The Coltranes’ respective compositions were chosen by Benjamin to express a common spirituality readily adaptable to our present day healing needs. Apparently, Benjamin listened to Alice Coltrane first while at school. Notable of Alice’s chosen songs are: ‘Walk with Me’ with a gospel tone set by violinist Regina Carter; ‘Going Home’, a classical slow gospel ballad mellowed by Strickland’s bass clarinet and Brandee Younger’s harp, perhaps as Alice would have played it; ‘Om Shanti’ moves with backing vocals in a smooth groove of soul searching bordering on rock with expressive chops of bassist Me’Shell NdegeOcello.

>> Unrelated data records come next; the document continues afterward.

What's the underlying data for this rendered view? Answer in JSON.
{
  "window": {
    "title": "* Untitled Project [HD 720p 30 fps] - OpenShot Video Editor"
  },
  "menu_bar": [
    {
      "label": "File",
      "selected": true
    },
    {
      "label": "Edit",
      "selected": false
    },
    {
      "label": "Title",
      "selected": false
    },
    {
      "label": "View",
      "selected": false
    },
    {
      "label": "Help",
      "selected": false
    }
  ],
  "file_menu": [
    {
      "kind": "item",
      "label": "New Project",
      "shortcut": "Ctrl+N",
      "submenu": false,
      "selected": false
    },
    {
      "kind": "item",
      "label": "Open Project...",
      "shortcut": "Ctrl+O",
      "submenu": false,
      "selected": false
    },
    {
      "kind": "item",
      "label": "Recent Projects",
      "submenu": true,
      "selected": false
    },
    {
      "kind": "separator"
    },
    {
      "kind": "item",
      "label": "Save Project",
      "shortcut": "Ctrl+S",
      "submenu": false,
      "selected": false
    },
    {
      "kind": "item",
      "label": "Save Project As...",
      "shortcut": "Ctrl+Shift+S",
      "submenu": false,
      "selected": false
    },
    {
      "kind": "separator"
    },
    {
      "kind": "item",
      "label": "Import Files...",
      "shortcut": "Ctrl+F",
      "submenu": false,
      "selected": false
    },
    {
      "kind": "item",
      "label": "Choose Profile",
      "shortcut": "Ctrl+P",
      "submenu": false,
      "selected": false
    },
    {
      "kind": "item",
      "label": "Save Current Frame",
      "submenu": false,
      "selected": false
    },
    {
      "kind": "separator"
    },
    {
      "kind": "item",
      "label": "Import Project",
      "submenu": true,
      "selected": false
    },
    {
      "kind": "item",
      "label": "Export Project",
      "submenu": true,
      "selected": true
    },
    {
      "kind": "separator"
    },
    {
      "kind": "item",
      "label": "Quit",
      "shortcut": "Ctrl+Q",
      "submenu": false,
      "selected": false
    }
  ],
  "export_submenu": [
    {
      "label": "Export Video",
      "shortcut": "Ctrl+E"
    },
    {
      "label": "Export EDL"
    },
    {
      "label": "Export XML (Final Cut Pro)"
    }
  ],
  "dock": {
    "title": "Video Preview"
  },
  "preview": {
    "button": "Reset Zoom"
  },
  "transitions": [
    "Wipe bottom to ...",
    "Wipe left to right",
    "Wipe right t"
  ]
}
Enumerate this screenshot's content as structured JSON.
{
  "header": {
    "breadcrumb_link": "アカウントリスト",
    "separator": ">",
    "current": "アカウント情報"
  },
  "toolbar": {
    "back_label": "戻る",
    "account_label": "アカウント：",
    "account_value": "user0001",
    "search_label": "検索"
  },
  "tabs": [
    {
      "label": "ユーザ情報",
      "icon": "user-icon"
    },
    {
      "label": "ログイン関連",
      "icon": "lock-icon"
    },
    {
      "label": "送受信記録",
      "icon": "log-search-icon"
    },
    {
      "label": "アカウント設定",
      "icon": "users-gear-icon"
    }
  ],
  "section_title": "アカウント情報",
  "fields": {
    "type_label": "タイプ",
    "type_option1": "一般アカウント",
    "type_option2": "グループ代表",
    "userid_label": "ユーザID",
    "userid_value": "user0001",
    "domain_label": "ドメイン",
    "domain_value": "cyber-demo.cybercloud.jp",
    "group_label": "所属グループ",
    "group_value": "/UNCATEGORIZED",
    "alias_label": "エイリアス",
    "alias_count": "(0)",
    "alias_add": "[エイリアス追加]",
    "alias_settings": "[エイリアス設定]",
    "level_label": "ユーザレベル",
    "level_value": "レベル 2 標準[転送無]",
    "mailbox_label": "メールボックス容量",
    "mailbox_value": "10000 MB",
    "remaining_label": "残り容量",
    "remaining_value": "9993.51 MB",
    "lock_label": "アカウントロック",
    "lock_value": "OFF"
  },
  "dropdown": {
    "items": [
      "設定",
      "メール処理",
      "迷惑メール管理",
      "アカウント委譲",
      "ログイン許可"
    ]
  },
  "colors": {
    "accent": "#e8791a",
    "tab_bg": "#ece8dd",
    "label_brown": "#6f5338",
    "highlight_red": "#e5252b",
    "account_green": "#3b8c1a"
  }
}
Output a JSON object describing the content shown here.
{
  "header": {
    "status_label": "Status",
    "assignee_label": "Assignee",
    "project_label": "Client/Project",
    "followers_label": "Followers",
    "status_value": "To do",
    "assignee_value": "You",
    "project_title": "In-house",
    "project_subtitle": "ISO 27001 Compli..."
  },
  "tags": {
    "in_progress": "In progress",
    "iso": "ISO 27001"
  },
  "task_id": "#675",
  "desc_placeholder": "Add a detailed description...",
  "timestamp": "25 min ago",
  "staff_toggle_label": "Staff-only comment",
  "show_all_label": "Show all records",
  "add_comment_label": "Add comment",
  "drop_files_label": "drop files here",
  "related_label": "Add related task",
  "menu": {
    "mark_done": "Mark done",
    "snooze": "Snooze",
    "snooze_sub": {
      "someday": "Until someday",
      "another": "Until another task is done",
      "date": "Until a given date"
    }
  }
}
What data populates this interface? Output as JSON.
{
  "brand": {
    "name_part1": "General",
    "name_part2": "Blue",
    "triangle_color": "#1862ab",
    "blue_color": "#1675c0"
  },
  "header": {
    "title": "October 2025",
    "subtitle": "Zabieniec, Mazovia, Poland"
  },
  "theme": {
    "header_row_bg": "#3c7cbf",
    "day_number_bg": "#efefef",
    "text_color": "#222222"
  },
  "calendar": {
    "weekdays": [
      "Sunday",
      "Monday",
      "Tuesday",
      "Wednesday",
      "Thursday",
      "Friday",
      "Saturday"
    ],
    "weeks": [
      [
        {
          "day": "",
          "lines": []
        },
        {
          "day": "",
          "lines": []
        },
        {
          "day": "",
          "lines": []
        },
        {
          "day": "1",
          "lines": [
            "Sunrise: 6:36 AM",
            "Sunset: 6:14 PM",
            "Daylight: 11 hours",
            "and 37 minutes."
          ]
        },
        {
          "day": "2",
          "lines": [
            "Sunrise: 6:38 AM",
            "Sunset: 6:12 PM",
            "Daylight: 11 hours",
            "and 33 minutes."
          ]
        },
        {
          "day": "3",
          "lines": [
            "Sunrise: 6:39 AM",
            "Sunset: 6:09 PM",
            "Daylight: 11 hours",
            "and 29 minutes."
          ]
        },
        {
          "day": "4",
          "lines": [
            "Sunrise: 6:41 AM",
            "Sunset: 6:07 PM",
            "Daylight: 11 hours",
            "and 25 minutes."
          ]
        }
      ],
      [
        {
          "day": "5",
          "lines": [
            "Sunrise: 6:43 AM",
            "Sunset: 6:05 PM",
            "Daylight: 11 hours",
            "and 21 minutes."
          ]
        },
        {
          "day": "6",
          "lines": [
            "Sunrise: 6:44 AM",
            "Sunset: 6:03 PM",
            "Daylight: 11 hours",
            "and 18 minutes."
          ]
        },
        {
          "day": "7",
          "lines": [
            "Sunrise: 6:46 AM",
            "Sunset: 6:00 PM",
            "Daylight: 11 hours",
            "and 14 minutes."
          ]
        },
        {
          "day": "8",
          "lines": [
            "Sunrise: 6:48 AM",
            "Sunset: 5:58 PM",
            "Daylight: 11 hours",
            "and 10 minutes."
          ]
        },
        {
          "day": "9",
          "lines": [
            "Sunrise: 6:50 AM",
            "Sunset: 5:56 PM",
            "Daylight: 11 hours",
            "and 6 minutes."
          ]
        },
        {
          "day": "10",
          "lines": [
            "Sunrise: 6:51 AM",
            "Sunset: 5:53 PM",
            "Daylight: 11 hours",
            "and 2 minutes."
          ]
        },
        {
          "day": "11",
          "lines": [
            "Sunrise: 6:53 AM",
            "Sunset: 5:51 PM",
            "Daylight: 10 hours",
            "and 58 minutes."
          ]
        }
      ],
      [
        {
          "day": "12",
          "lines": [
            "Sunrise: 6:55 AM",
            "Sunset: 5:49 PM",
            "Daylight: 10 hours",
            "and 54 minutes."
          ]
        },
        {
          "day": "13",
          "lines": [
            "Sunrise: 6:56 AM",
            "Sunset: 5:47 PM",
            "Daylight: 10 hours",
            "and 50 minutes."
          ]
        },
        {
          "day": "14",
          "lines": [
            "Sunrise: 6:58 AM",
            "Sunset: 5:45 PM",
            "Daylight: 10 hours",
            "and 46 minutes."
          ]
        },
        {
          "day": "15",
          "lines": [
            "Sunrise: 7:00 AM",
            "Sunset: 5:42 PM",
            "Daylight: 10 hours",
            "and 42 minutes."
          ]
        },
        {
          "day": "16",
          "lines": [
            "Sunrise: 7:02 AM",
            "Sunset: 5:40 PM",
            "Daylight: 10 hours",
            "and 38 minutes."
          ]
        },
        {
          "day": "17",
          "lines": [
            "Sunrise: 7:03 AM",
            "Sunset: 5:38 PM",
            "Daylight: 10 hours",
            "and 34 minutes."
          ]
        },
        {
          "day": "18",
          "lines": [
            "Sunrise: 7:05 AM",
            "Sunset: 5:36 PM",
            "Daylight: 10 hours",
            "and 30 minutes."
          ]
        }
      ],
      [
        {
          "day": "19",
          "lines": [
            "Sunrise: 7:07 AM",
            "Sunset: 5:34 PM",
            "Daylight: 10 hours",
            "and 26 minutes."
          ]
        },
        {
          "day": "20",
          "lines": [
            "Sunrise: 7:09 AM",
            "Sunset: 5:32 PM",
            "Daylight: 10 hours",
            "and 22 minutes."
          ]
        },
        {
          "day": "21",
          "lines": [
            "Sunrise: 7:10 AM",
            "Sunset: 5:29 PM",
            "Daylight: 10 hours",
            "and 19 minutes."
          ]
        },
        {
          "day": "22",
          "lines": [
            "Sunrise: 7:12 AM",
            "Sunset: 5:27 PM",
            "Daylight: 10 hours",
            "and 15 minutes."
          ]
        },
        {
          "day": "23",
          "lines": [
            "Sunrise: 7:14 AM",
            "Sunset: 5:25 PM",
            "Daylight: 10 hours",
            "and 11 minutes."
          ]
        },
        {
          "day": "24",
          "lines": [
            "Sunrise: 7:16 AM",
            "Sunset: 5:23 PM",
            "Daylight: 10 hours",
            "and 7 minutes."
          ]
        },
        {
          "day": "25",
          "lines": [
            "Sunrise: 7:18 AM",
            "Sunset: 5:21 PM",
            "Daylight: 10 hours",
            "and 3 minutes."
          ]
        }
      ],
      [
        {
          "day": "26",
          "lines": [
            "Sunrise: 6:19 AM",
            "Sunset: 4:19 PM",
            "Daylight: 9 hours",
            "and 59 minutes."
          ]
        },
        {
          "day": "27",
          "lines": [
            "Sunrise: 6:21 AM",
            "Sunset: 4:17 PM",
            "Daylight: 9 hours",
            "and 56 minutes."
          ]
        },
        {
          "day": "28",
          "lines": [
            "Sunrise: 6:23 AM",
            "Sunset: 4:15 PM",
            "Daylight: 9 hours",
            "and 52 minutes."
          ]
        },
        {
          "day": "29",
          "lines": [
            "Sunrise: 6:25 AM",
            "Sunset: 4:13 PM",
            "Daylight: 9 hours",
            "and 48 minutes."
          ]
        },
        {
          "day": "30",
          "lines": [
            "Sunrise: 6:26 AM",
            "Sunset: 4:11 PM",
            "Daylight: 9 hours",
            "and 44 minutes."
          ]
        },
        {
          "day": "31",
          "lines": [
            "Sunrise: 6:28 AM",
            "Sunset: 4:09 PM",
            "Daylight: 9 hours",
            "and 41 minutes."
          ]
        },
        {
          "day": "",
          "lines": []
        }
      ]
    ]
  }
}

John Coltrane’s songs include: ‘Central Park West’ with the scatting vocals of Jazzmeia Horn; the swinging bebop ‘Seedya’s Song Flute’ featuring Ron Carter on bass and Keyon Harrold on trumpet; ‘Spiral’ with its samba upbeat chats between Benjamin’s and Steve Wilson saxes; ‘Alabama’ which follows Alice’s ‘Om Shanti’ in similar soul pursuits. Here, Benjamin’s concept of ‘Pursuance’ with the fast-paced bass of Jonathan Michel comes to fruition as both composers become one and end the album with acknowledging that to find God is to find Him, and subsequent healing in Oneness, in sound. Watch the band’s concert at Jazz at Lincoln Center in March 2020: https://www.youtube.com/watch?v=vZ3Ixe3b82U

The listener should have reached the edges of Nirvana blessings if he/she made it to the end of this album. It’s a fulfilling journey in sound, resounding, uplifting in spirit, and deeply respectful of two sonic-breakers of earlier years. Benjamin’s interpretations and delivery with fellow resonators excels.